On 27 September 2001, Ms Tania Megan Jacobs, a Grade 8 teacher at Rhodes High School, Cape Town, was assaulted with a hammer by a 13-year-old learner, Bheki Kunene. During a test, she discovered a death certificate in Kunene's journal made out in her name. She reported this to Ms Leslie Hutchings (Head of General Education Band), who took Kunene to the first appellant, Mr Keith Long (the headmaster). Long was informed of the death threats, wrestled the journal from Kunene, and instructed him to sit on a chair outside his office while he called the police and Kunene's mother. Kunene left unsupervised, returned to the classroom to collect his bag, retrieved a hammer from it, and attacked the respondent, causing serious head injuries, a fractured wrist, and a swollen knee. The respondent sued the appellants (Long and the MEC for Education, Western Cape) for damages. The trial court found in her favour, awarding R1,114,685.53. The appellants appealed.
The appeal was dismissed with costs, including the costs of two counsel. The trial court's judgment awarding damages of R1,114,685.53 to the respondent was upheld in full.
The binding legal principles established are: 1. Where a school principal is informed of death threats made by a learner against a teacher, a legal duty arises to take reasonable steps to prevent foreseeable harm. 2. It is negligent for a principal who has been informed of death threats to leave the threatening learner unsupervised, allowing the learner to return to class where the threatened teacher is present, when simple precautions (keeping the learner in the office under supervision) could have prevented the attack. 3. An appellate court will only interfere with a trial court's apportionment of contributory negligence under the Apportionment of Damages Act where the trial court failed to exercise its discretion judicially, was influenced by wrong principles, misdirected itself on facts, or reached a decision that could not reasonably have been made by a court properly directing itself. 4. An appellate court will only interfere with a trial court's assessment of general damages where there is a striking disparity between the award and what the appellate court considers ought to have been awarded.
Petse AJA made strong obiter remarks condemning the conduct of the trial: 1. The trial lasted many weeks with a record of nearly 6000 pages, with the respondent being cross-examined for nine days. 2. Irrelevant evidence was allowed, including matters relating to the first appellant's personal life that should have been kept private. 3. Proceedings often degenerated into a "slanging contest" between counsel without proper court decorum. 4. The judge emphasized that legal practitioners must properly apply themselves without unnecessarily prolonging litigation, and trial judges must ensure proceedings are limited to relevant matters. 5. Failure to do so causes unnecessary escalation of costs and wastes scarce judicial resources.
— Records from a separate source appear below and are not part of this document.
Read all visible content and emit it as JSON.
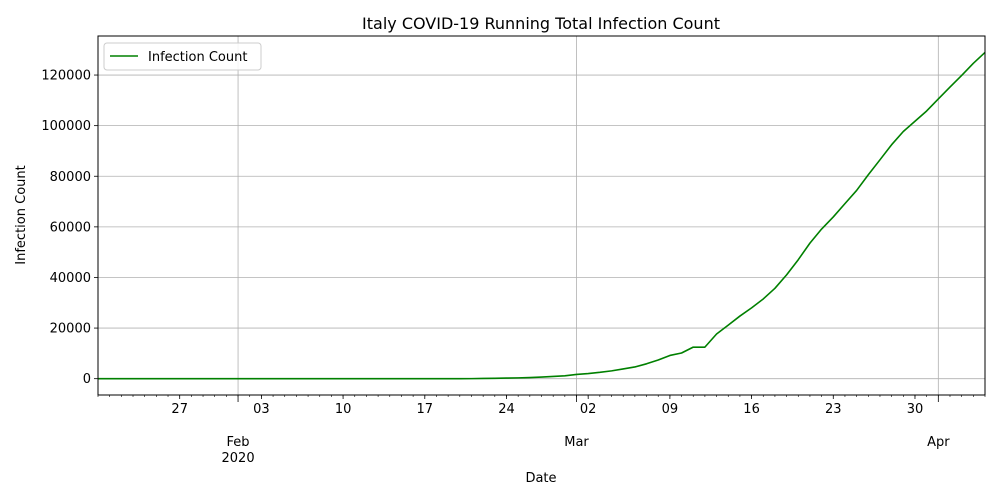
{
  "chart_data": {
    "type": "line",
    "title": "Italy COVID-19 Running Total Infection Count",
    "xlabel": "Date",
    "ylabel": "Infection Count",
    "x_range": [
      "2020-01-20",
      "2020-04-05"
    ],
    "ylim": [
      -6449,
      135429
    ],
    "yticks": [
      0,
      20000,
      40000,
      60000,
      80000,
      100000,
      120000
    ],
    "ytick_labels": [
      "0",
      "20000",
      "40000",
      "60000",
      "80000",
      "100000",
      "120000"
    ],
    "xticks_major": [
      {
        "date": "2020-02-01",
        "label": "Feb\n2020"
      },
      {
        "date": "2020-03-01",
        "label": "Mar"
      },
      {
        "date": "2020-04-01",
        "label": "Apr"
      }
    ],
    "xticks_minor_labeled": [
      {
        "date": "2020-01-27",
        "label": "27"
      },
      {
        "date": "2020-02-03",
        "label": "03"
      },
      {
        "date": "2020-02-10",
        "label": "10"
      },
      {
        "date": "2020-02-17",
        "label": "17"
      },
      {
        "date": "2020-02-24",
        "label": "24"
      },
      {
        "date": "2020-03-02",
        "label": "02"
      },
      {
        "date": "2020-03-09",
        "label": "09"
      },
      {
        "date": "2020-03-16",
        "label": "16"
      },
      {
        "date": "2020-03-23",
        "label": "23"
      },
      {
        "date": "2020-03-30",
        "label": "30"
      }
    ],
    "grid": true,
    "grid_on": "major",
    "legend_position": "top-left",
    "series": [
      {
        "name": "Infection Count",
        "color": "#008000",
        "points": [
          [
            "2020-01-20",
            0
          ],
          [
            "2020-01-25",
            0
          ],
          [
            "2020-01-31",
            2
          ],
          [
            "2020-02-05",
            2
          ],
          [
            "2020-02-10",
            3
          ],
          [
            "2020-02-15",
            3
          ],
          [
            "2020-02-20",
            3
          ],
          [
            "2020-02-21",
            20
          ],
          [
            "2020-02-22",
            79
          ],
          [
            "2020-02-23",
            150
          ],
          [
            "2020-02-24",
            229
          ],
          [
            "2020-02-25",
            322
          ],
          [
            "2020-02-26",
            453
          ],
          [
            "2020-02-27",
            655
          ],
          [
            "2020-02-28",
            888
          ],
          [
            "2020-02-29",
            1128
          ],
          [
            "2020-03-01",
            1694
          ],
          [
            "2020-03-02",
            2036
          ],
          [
            "2020-03-03",
            2502
          ],
          [
            "2020-03-04",
            3089
          ],
          [
            "2020-03-05",
            3858
          ],
          [
            "2020-03-06",
            4636
          ],
          [
            "2020-03-07",
            5883
          ],
          [
            "2020-03-08",
            7375
          ],
          [
            "2020-03-09",
            9172
          ],
          [
            "2020-03-10",
            10149
          ],
          [
            "2020-03-11",
            12462
          ],
          [
            "2020-03-12",
            12462
          ],
          [
            "2020-03-13",
            17660
          ],
          [
            "2020-03-14",
            21157
          ],
          [
            "2020-03-15",
            24747
          ],
          [
            "2020-03-16",
            27980
          ],
          [
            "2020-03-17",
            31506
          ],
          [
            "2020-03-18",
            35713
          ],
          [
            "2020-03-19",
            41035
          ],
          [
            "2020-03-20",
            47021
          ],
          [
            "2020-03-21",
            53578
          ],
          [
            "2020-03-22",
            59138
          ],
          [
            "2020-03-23",
            63927
          ],
          [
            "2020-03-24",
            69176
          ],
          [
            "2020-03-25",
            74386
          ],
          [
            "2020-03-26",
            80589
          ],
          [
            "2020-03-27",
            86498
          ],
          [
            "2020-03-28",
            92472
          ],
          [
            "2020-03-29",
            97689
          ],
          [
            "2020-03-30",
            101739
          ],
          [
            "2020-03-31",
            105792
          ],
          [
            "2020-04-01",
            110574
          ],
          [
            "2020-04-02",
            115242
          ],
          [
            "2020-04-03",
            119827
          ],
          [
            "2020-04-04",
            124632
          ],
          [
            "2020-04-05",
            128948
          ]
        ]
      }
    ]
  }
}
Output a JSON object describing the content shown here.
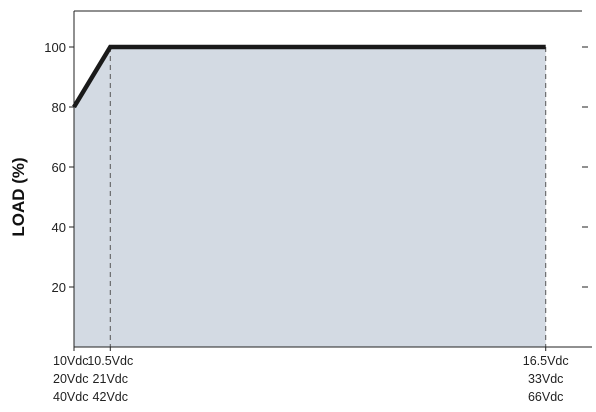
{
  "chart_data": {
    "type": "area",
    "ylabel": "LOAD (%)",
    "xlabel": "",
    "ylim": [
      0,
      112
    ],
    "yticks": [
      20,
      40,
      60,
      80,
      100
    ],
    "x_tick_labels": [
      {
        "lines": [
          "10Vdc",
          "20Vdc",
          "40Vdc"
        ]
      },
      {
        "lines": [
          "10.5Vdc",
          "21Vdc",
          "42Vdc"
        ]
      },
      {
        "lines": [
          "16.5Vdc",
          "33Vdc",
          "66Vdc"
        ]
      }
    ],
    "x_ticks_vdc": [
      10,
      10.5,
      16.5
    ],
    "xlim": [
      10,
      17.0
    ],
    "series": [
      {
        "x": [
          10,
          10.5,
          16.5
        ],
        "y": [
          80,
          100,
          100
        ]
      }
    ],
    "fill_color": "#d3dae3",
    "line_color": "#1a1a1a",
    "grid": false
  }
}
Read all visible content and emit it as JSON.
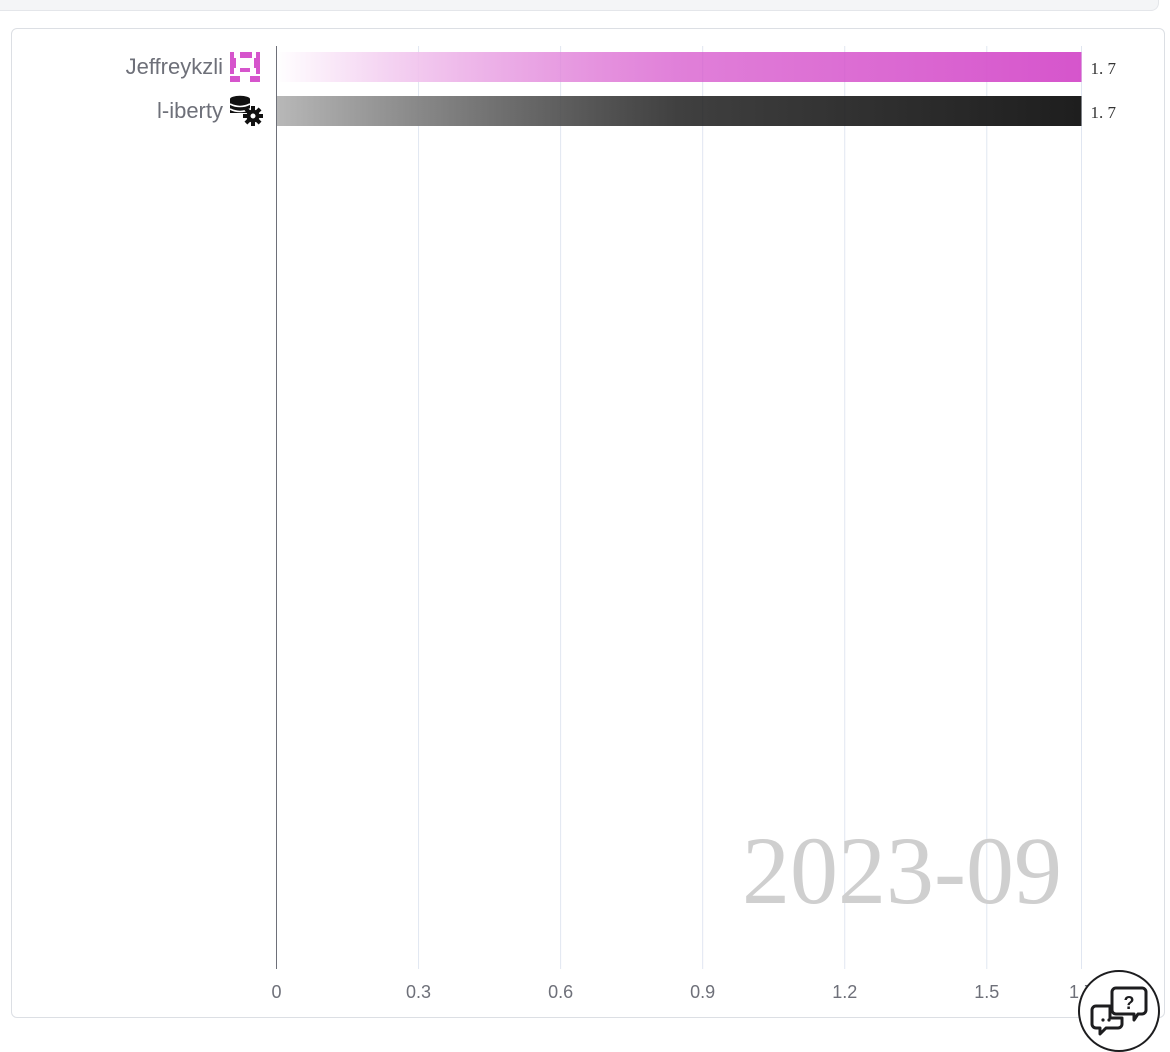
{
  "chart_data": {
    "type": "bar",
    "orientation": "horizontal",
    "period_label": "2023-09",
    "categories": [
      "Jeffreykzli",
      "l-iberty"
    ],
    "values": [
      1.7,
      1.7
    ],
    "value_labels": [
      "1. 7",
      "1. 7"
    ],
    "bar_colors": [
      "#d655cc",
      "#1e1e1e"
    ],
    "category_icons": [
      "pixel-avatar-icon",
      "database-gear-icon"
    ],
    "x_ticks": [
      0,
      0.3,
      0.6,
      0.9,
      1.2,
      1.5,
      1.7
    ],
    "x_tick_labels": [
      "0",
      "0.3",
      "0.6",
      "0.9",
      "1.2",
      "1.5",
      "1.7"
    ],
    "xlim": [
      0,
      1.7
    ],
    "grid": "vertical",
    "xlabel": "",
    "ylabel": "",
    "title": ""
  },
  "help_button": {
    "icon": "help-chat-icon",
    "glyph": "?"
  }
}
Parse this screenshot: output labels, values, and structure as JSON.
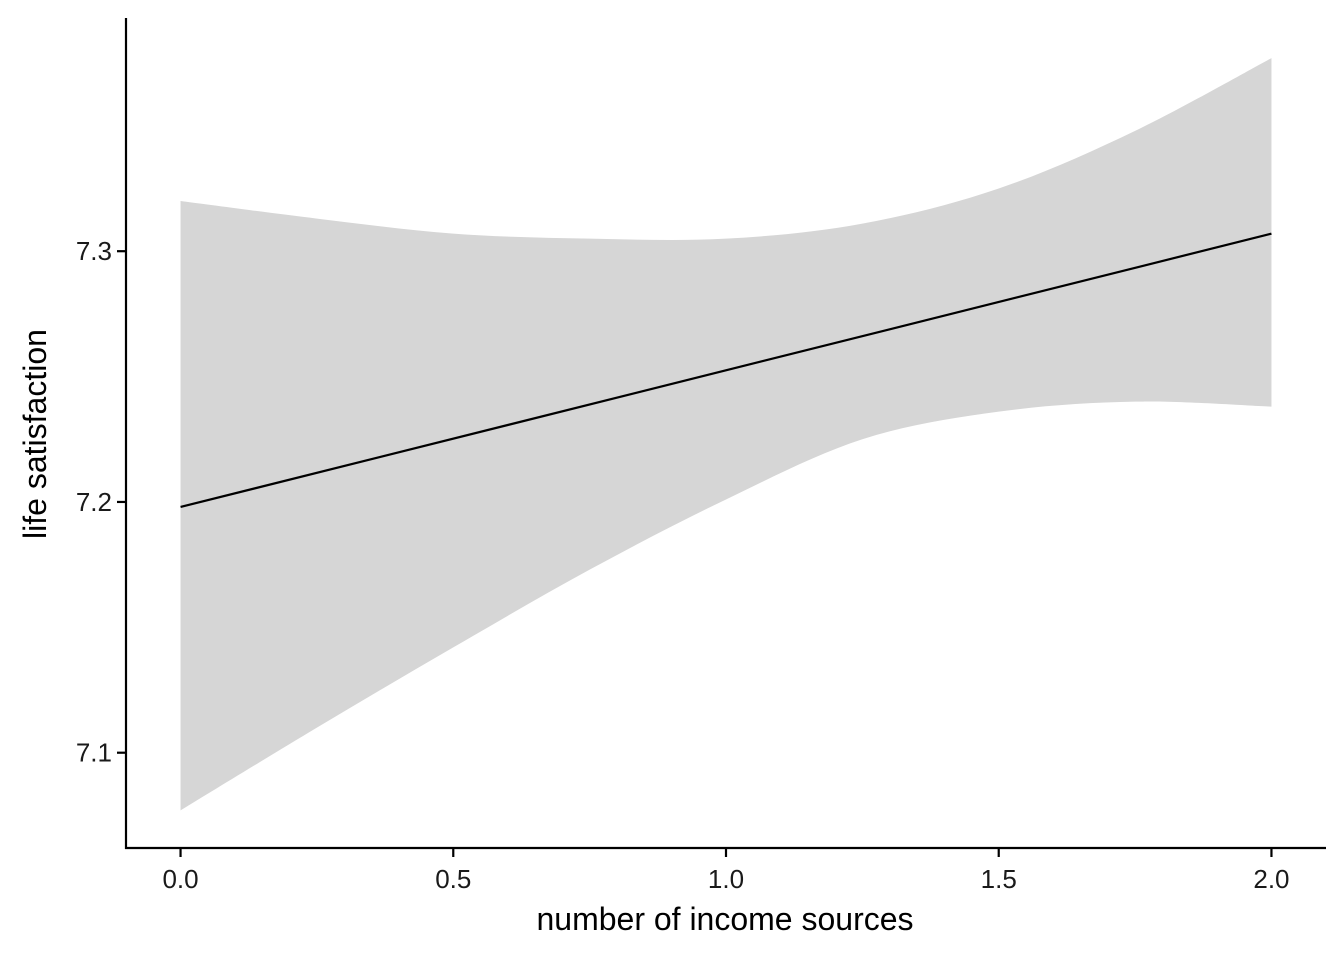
{
  "chart_data": {
    "type": "line",
    "title": "",
    "xlabel": "number of income sources",
    "ylabel": "life satisfaction",
    "xlim": [
      -0.1,
      2.1
    ],
    "ylim": [
      7.062,
      7.393
    ],
    "x_ticks": [
      0.0,
      0.5,
      1.0,
      1.5,
      2.0
    ],
    "x_tick_labels": [
      "0.0",
      "0.5",
      "1.0",
      "1.5",
      "2.0"
    ],
    "y_ticks": [
      7.1,
      7.2,
      7.3
    ],
    "y_tick_labels": [
      "7.1",
      "7.2",
      "7.3"
    ],
    "grid": false,
    "legend": "none",
    "series": [
      {
        "x": [
          0.0,
          2.0
        ],
        "y": [
          7.198,
          7.307
        ],
        "color": "#000000"
      }
    ],
    "confidence_band": {
      "x": [
        0.0,
        0.25,
        0.5,
        0.75,
        1.0,
        1.25,
        1.5,
        1.75,
        2.0
      ],
      "upper": [
        7.32,
        7.313,
        7.307,
        7.305,
        7.305,
        7.311,
        7.325,
        7.348,
        7.377
      ],
      "lower": [
        7.077,
        7.11,
        7.142,
        7.173,
        7.201,
        7.225,
        7.236,
        7.24,
        7.238
      ],
      "color": "#d6d6d6"
    }
  }
}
These comments serve as a warning to the profession about proper conduct of trials and efficient use of court time.
This case is significant in South African law for: 1. Clarifying the legal duties owed by school principals and education departments to teachers in ensuring their safety, particularly in the context of foreseeable threats from learners. 2. Applying principles of negligence in the educational context, particularly regarding omissions to act when threats are known. 3. Confirming the narrow grounds on which appellate courts will interfere with trial courts' exercise of discretion in apportioning contributory negligence under the Apportionment of Damages Act 34 of 1956. 4. Reaffirming the wide discretion trial courts have in assessing quantum of damages, particularly general damages for pain and suffering, and the limited basis for appellate interference. 5. Demonstrating constitutional obligations of organs of state (public schools) to protect rights to safety and freedom from violence under section 12(1)(c) of the Constitution. The judgment also contains important obiter dicta criticizing unnecessarily prolonged litigation and the failure of counsel and the trial judge to maintain proper court decorum and limit evidence to relevant matters.